Wester and his partners handled the case for almost 20 years, through numerous hearings, a trial, five arguments before the Fourth Circuit, and two petitions for certiorari to the Supreme Court.  As a result of this litigation, more than 50,000 disabled North Carolinians received disability benefits.  The case also contributed to similar relief in other states and to a revised Social Security regulation for disabling pain.

The case won Wester and his firm accolades along the way:  the American Bar Association awarded Robinson Bradshaw & Hinson its inaugural public interest law award.  But for Wester, the most meaningful moment came at a recess during trial.
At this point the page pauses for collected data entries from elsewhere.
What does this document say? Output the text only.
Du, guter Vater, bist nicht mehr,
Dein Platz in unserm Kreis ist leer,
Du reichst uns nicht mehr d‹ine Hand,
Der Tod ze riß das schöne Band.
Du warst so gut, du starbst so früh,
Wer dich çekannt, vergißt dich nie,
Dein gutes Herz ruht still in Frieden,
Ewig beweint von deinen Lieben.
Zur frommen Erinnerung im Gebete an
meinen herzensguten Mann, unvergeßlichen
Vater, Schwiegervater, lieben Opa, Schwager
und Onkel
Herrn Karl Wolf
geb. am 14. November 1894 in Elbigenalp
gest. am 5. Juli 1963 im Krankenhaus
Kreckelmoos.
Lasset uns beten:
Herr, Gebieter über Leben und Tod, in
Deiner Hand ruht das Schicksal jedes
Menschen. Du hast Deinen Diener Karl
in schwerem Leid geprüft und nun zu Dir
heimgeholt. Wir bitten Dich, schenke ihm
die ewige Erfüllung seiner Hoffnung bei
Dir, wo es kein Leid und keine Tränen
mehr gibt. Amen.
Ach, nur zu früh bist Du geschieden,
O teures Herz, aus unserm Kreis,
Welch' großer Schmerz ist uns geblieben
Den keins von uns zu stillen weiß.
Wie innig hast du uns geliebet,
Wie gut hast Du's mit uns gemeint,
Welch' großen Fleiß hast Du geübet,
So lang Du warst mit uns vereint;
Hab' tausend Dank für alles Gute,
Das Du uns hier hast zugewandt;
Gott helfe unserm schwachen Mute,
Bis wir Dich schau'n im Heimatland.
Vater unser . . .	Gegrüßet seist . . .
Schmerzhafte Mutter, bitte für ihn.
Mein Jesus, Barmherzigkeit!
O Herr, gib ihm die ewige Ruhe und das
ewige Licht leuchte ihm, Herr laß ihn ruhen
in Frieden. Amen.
“A gentleman tapped me on my shoulder to introduce himself.  ‘Mr. Lawyer,’ he said, ‘I want to know how you think it’s going.’  I shook his hand, told him I didn’t know, and added:  ‘I’d like to know how you think it’s going.’  He answered:  ‘Mr. Lawyer, I’m almost deaf, so I can’t hear much of what y’all are saying. But I know what you’re doing, and I know what you’re getting paid for doing it.  And I just want to thank you.’” 

When the court awarded fees in the case (nearly $500,000), Wester and his partners agreed unanimously to donate all the fees to the Mecklenburg County Bar Foundation.  Throughout the case, Wester was motivated by the knowledge that there were thousands of “clients” counting on him, his partners, and Legal Aid – all lawyers they had never met. “For good reason, we are wary of elitism,” Wester points out, “but we cannot overlook the very precious implements that only lawyers can wield.”

Looking at his career, one likely explanation for Wester's achievements as a litigator and his appeal as a friend and colleague is his genuine affection for the communities he has helped to build.  Duke Law School ranks high among them.

“Duke Law is the foundational community for me as a lawyer,” he says. “For that, I am most grateful.  The richly diverse mix of excellent faculty all under one roof was simply stunning.”

Wester attended Duke on what he calls the “John and Louise Wester Scholarship.”  He has recently decided to honor his parents by donating funds to the law school to make his “scholarship” official, and as he told his mother, last Mother’s Day, it will be called the “Louise Robbins & John Howard Wester Scholarship Fund.”  In doing so, Wester honors several of the communities he holds dear:  his family, Duke Law School, and the future legal community in North Carolina and beyond.